North America

The Associated Press
9 December 1997

Laws Short-Change Kids Hurt in Illegal Work
by Christopher Sullivan, AP National Writer

Children hurt on the job are probably out of luck if they want to sue their employers for negligence.

"When you send a kid to do something dangerous, you should think, `I may get sued,''' said attorney Mike Krieger. He is representing the parents of 15-year-old Joshua Henderson, who was electrocuted in a Colorado car wash.

Joshua should never have been asked to help remove a shorted-out electric motor at Bear's Car Wash near Denver, said his father, Mark Henderson.

The U.S. Labor Department fined Bear's $81,200 for safety violations; a $49,700 penalty for child labor violations followed. Bear's had no comment on the case.

Under the Colorado workers' compensation law, the Hendersons received $4,000 for burial expenses. Because Joshua had no dependents, a separate $15,000 death payment went to the state, Krieger said.
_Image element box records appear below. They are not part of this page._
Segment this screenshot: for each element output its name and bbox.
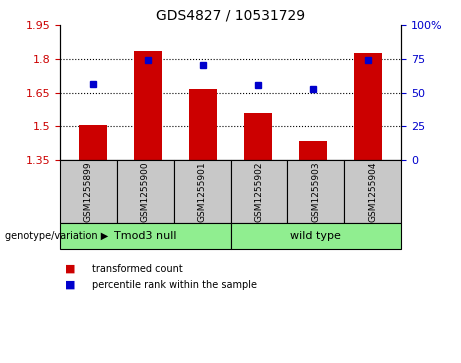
Text: GSM1255899: GSM1255899 — [84, 161, 93, 222]
Text: wild type: wild type — [290, 231, 341, 241]
Text: GSM1255902: GSM1255902 — [254, 161, 263, 222]
Bar — [79, 125, 106, 160]
Text: GSM1255900: GSM1255900 — [141, 161, 150, 222]
Bar — [299, 141, 327, 160]
Bar — [244, 113, 272, 160]
Text: percentile rank within the sample: percentile rank within the sample — [92, 280, 257, 290]
Text: transformed count: transformed count — [92, 264, 183, 274]
Bar — [134, 51, 162, 160]
Text: ■: ■ — [65, 264, 75, 274]
Text: genotype/variation ▶: genotype/variation ▶ — [5, 231, 108, 241]
Text: GSM1255904: GSM1255904 — [368, 161, 377, 222]
Bar — [355, 53, 382, 160]
Title: GDS4827 / 10531729: GDS4827 / 10531729 — [156, 9, 305, 23]
Text: GSM1255903: GSM1255903 — [311, 161, 320, 222]
Text: Tmod3 null: Tmod3 null — [114, 231, 177, 241]
Text: ■: ■ — [65, 280, 75, 290]
Text: GSM1255901: GSM1255901 — [198, 161, 207, 222]
Bar — [189, 89, 217, 160]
The attorney has gone to court to argue for the family's right to sue -- challenging provisions of both the state workers' compensation law and federal child labor law.

Judges have ruled that both laws preclude private suits because they provide victims with a different remedy.

Workers' compensation bases payments on future earning potential. Nearly all states preclude additional claims against employers.

Although payments are higher in some states for children injured doing illegal work, critics say they're still too low.

"A 14-year-old hay baler who loses his life in a mechanical accident is compensated as if he were going to be a hay baler all his life,'' said Dorianne Beyer, general counsel for the National Child Labor Committee. ``Is that fair?''

Peter Eide, manager for labor law policy at the U.S. Chamber of Commerce, thinks it is.

Workers' compensation laws guarantee the injured employee will be paid something. But in return, the employee loses his right to sue.

Federal law works in a similar way. It imposes fines and criminal penalties on employers for child labor violations but shields them from being sued in federal court.

Critics say fines are often low and criminal sanctions rare.